O processo que a levou a dar o salto para fora das telas começou com uma interdição. Depois de 35 anos se dedicando à pintura à óleo, principalmente de paisagens, e de alguns trabalhos com madeira, Yara sofreu complicações respiratórias. A indicação médica foi clara: se quisesse manter a saúde, não poderia mais pintar.

 

Perseverante como poucos, não desistiu. Buscou outros meios de se expressar. Veio então a ideia de usar o tecido como cor. Pintar com tecido e não sobre ele. Embora o resultado de tal imersão seja dos mais interessantes, não foi o suficiente para ela. Não conseguia as transparências e profundidades proporcionadas pela tinta a óleo. Pesquisou novos jeitos de usar o tecido. Arriscou novamente. No momento em que abriu mão das placas de madeira que serviam como telas, seus trabalhos ganharam vida nova e se verticalizaram. Transformaram-se em figuras quase totêmicas, com cores e texturas variadas.

 

“Eu gosto muito do que ela faz”, declarou a artista visual Jussara Age, grande conhecedora de técnicas variadas e dona de afiada intuição para obras de arte. “Essa verticalidade das obras mais recentes dela me remete à religiosidade”, argumentou com entusiasmo. “O vertical leva à Deus e o horizontal se liga mais à terra e à matéria. Quando a conheci ela fazia paisagens. Mas sempre paisagens com notas sutis, nunca com explosões de cores”.

 

Estela Sandrini, outra grande artista paranaense e amiga de longa data de Yara também se lembra das força das paisagens que marcam o início da carreira. Paisagens que, de acordo com ela, levam o observador ao estado de contemplação.

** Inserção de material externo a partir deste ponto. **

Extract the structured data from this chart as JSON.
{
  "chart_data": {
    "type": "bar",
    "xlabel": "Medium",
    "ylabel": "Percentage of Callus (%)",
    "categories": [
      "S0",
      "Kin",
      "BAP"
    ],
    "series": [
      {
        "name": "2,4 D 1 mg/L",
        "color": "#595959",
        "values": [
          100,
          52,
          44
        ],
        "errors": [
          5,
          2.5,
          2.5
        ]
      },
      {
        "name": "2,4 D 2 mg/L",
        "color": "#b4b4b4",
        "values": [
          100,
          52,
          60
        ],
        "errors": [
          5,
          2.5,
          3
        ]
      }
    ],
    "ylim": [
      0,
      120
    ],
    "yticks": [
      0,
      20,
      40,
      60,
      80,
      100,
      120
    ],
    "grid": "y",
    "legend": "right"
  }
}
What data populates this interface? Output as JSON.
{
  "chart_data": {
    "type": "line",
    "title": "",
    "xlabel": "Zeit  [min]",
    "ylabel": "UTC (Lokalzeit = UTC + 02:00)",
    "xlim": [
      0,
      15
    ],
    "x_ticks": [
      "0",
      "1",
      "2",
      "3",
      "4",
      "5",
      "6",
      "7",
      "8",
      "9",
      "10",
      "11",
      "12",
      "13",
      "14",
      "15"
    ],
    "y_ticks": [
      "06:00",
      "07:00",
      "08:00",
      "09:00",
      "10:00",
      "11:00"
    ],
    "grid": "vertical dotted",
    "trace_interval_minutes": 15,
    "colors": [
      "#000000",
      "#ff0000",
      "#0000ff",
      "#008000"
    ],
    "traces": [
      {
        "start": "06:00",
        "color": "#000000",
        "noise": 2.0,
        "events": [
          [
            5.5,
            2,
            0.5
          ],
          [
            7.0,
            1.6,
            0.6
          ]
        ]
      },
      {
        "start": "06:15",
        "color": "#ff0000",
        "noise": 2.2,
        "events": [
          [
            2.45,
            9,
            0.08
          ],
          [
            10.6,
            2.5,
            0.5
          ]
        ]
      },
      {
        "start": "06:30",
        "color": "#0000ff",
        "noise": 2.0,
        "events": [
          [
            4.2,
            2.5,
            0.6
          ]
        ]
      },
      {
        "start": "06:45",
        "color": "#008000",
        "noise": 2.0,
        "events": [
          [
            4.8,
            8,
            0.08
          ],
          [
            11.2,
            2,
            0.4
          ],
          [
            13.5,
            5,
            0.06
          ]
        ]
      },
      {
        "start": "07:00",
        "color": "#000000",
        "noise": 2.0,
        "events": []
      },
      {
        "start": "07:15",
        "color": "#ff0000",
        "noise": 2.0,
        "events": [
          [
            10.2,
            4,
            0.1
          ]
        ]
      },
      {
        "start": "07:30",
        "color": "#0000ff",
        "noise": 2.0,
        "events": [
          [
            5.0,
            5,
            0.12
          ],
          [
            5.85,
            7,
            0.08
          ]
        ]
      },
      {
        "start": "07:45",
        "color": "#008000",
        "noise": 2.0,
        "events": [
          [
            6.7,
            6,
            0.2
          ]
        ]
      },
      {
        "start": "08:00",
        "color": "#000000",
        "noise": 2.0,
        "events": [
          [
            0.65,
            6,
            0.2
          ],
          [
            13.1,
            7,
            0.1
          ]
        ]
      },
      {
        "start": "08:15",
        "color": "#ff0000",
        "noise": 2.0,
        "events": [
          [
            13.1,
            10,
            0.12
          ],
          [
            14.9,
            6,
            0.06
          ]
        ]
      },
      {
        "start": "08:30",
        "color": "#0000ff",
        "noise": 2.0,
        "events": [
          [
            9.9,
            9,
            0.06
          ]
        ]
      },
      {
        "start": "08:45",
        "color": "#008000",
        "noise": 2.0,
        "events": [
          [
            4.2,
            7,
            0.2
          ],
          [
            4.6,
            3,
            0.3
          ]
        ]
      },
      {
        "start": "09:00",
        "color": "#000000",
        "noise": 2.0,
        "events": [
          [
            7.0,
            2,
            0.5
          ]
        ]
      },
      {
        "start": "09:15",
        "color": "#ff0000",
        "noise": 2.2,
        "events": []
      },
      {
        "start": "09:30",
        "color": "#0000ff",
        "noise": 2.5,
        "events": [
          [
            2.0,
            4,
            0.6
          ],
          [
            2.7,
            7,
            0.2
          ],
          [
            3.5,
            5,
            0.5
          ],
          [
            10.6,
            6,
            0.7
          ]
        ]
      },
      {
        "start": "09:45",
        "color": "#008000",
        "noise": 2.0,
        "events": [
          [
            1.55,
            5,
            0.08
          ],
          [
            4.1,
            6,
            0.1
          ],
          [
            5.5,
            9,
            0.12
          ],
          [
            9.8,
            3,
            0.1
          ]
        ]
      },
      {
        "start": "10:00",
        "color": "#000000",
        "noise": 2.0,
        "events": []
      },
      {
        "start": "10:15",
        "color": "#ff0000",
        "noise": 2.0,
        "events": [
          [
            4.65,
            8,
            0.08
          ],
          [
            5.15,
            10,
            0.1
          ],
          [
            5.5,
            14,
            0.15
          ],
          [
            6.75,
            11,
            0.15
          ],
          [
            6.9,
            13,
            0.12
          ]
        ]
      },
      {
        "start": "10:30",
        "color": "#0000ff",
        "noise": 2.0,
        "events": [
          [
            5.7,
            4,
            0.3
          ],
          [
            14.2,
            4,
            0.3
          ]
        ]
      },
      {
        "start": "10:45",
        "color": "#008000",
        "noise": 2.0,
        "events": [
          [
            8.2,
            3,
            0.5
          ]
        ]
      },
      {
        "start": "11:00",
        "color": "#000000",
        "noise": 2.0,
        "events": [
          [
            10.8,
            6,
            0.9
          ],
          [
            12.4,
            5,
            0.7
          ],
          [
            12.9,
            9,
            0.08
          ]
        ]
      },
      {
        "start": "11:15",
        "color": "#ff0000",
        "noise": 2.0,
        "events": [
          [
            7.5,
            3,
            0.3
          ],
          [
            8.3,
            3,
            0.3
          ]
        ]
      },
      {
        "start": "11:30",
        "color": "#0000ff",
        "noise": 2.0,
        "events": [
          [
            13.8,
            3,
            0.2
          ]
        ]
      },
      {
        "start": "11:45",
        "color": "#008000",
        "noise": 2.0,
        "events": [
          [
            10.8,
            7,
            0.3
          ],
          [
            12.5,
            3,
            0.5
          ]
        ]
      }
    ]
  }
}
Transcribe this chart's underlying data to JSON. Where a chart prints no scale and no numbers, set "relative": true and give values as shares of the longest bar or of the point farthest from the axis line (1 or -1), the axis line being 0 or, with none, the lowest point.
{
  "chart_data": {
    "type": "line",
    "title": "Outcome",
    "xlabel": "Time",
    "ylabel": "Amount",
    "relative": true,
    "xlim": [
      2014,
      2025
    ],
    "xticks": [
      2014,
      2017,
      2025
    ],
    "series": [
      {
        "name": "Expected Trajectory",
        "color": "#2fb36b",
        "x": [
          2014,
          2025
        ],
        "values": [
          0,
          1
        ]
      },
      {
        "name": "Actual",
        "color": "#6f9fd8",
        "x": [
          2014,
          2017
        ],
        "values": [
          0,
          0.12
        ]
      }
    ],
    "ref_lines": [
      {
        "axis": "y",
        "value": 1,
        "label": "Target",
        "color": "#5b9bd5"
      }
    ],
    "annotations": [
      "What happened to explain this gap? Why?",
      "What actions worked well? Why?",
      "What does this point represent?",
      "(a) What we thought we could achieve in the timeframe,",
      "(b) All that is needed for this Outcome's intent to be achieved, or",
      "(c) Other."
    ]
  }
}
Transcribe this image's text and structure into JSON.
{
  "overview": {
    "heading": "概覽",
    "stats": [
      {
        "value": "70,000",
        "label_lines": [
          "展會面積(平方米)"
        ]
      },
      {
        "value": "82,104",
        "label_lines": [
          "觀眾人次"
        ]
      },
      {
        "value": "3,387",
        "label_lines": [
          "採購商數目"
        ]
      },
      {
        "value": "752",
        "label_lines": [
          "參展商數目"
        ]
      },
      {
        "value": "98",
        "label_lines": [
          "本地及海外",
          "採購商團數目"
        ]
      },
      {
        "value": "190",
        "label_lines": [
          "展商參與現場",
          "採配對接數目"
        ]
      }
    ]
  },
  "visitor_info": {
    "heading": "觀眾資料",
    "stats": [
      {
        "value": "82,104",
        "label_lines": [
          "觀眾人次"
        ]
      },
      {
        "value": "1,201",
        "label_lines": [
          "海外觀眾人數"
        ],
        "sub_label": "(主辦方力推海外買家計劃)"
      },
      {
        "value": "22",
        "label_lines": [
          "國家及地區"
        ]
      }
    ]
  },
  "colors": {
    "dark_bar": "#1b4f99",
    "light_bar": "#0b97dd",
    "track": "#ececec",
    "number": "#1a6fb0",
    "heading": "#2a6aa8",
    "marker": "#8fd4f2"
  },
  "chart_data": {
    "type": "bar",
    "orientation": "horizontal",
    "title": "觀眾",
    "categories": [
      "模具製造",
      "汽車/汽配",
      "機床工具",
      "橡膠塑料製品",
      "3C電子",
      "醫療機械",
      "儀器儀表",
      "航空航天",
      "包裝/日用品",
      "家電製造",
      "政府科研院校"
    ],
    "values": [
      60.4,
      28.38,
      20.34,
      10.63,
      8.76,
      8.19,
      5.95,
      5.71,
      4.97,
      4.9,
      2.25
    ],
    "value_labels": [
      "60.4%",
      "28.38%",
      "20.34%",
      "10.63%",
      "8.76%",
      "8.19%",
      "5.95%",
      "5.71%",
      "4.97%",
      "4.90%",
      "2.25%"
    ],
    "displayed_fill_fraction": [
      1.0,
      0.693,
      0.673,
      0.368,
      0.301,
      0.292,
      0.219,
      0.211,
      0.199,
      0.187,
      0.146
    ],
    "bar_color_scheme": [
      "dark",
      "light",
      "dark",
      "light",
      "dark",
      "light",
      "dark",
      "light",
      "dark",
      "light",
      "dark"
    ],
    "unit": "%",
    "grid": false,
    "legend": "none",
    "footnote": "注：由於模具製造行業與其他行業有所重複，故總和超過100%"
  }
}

Ela ressalta o profundo respeito de Yara não só pelo material com o qual trabalha, mas também por suas próprias ideias e pelas pessoas. “Em seu trabalho existe um respeito que não se limita ao religioso. Um respeito que chega a consagrar o que ela faz”.

 

Estela usa de exemplo a exposição que aconteceu no Museu de Arte do Paraná (MAP), ocasião em que Yara utilizou sacrários e pinturas que fundiam sagrado e profano e que “mostravam ao sagrado que o profano também é importante. Existe um código sagrado no trabalho dela”, revelou

 

O processo dos novos trabalhos começou com simples desenhos “automáticos”. Técnica utilizada principalmente pelos pintores surrealistas em que não se controla racionalmente o movimento da mão e do braço enquanto pinta, quase mecânico. Em outras palavras, não há formas pré-concebidas. Elas simplesmente vão surgindo. Inúmeros artistas fizeram uso desse tipo de composição, incluindo Miró, Dalí e Breton.

 

“Comecei com esses desenhos pequenininhos e fui desenhando sem parar, um atrás do outro”, explica, apontando para alguns esboços depositados sobre a mesa de trabalho”. Para ela, arte é algo que tem que sair de dentro da gente. “Quando comecei, não sabia o que estava fazendo. Depois, os rabiscos foram virando figuras e agora já sei o que são”, conta.

 

Seus traços foram adquirindo formas singulares, com mais curvas que os primeiros. À primeira vista, lembram figuras pré-históricas que remetem à Art Brut, de Jean Dubuffet, de quem guarda uma frase como um mantra pessoal: “Entre a pintura e eu, eu fico comigo”. Leu em uma entrevista dele e nunca mais esqueceu. Transformadas em objetos tridimensionais, exibem verdadeira energia primitiva, não guiada pelo raciocínio ou pela lógica. “São descobertas que vamos tendo depois de muitos anos de trabalho”, esclarece.

 

Passados alguns anos sem expor, por vontade própria, importante dizer, Yara Martins acredita que agora chegou o momento de deixar suas obras saírem de casa. “Toda vez que você faz uma exposição, parece que você encerra um ciclo. Quando eu tenho desejo de fazer uma exposição, é porque eu esgotei o que tinha para falar”, assegurou com ar tranquilo e despreocupado.

 

O que está por vir é uma incógnita, mas esperamos que, depois de tanto trabalho, pesquisa e investigação, ela tenha muito a nos dizer e, principalmente, mostrar. Como me disse Fernando Bini, sem esconder certo entusiasmo: sua obra precisa sair do ateliê.